Implement GET/HEAD storage service read

express is going to call resource.get, which calls internal get method with a flag to determine if the body should be provided or not. This implements LDP GET and HEAD.

  • addHeaders needs to determine if the document from the storage service is a container and its InteractionModel

  • isContainer document is a container if its interactionModel is ldp.BasicContainer or ldp.DirectContainer {url rdf:type ldp:BasicContainer} or {url rdf:type ldp:DirectContainer}

  • insertCalculatedTriples - these are based on the Prefer header and how the containers should be represented. This might be why the MongoDB implementation didn’t store membership triples in the resource. Its these could be added based on the prefer header.

  • determine a simple way to test ldp-service using Postman tests/test-app.js This is just a simple server that uses:

env.scheme = "http"
env.host = "localhost"
env.port = 3000,
env.context = "/r"
env.storageImpl = "ldp-service-jena"
env.jenaURL = "http://localhost:3030/mrm"
  • Get fuseki running on the mrm database and make sure there’s some data in it. cd ~/bin/apache-jena-fuseki-3.7.0 ./fuseki-server --update --loc=../mrm /mrm &

Provides these endpoints:

http://localhost:3000/r/example/spc is a resource I can GET from the mrm repository.

This GET is working and proves the overall architecture and implementation outlined above.

var store = $rdf.graph() var timeout = 5000 // 5000 ms timeout var fetcher = new $rdf.Fetcher(store, timeout)

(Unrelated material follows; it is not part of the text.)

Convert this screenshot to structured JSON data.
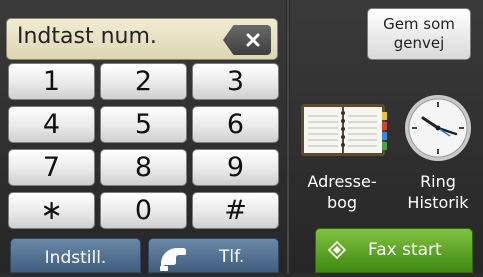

fetcher.nowOrWhenFetched(url, function(ok, message, response) { if (!ok) { console.log("Oops, something happened and couldn't fetch data: "+message) console.log("HTTP Status: "+response.status) } else { // do something with the data that was just added to the store } })

Note: Fetcher appears to deal with LDP containers. This needs more study. See src/fetcher.js.

There’s not much documentation on Fetcher:

I tried to get Fetcher to work but it got into an infinite loop. Didn't try to further debug because the current implementation seems be sufficient for now.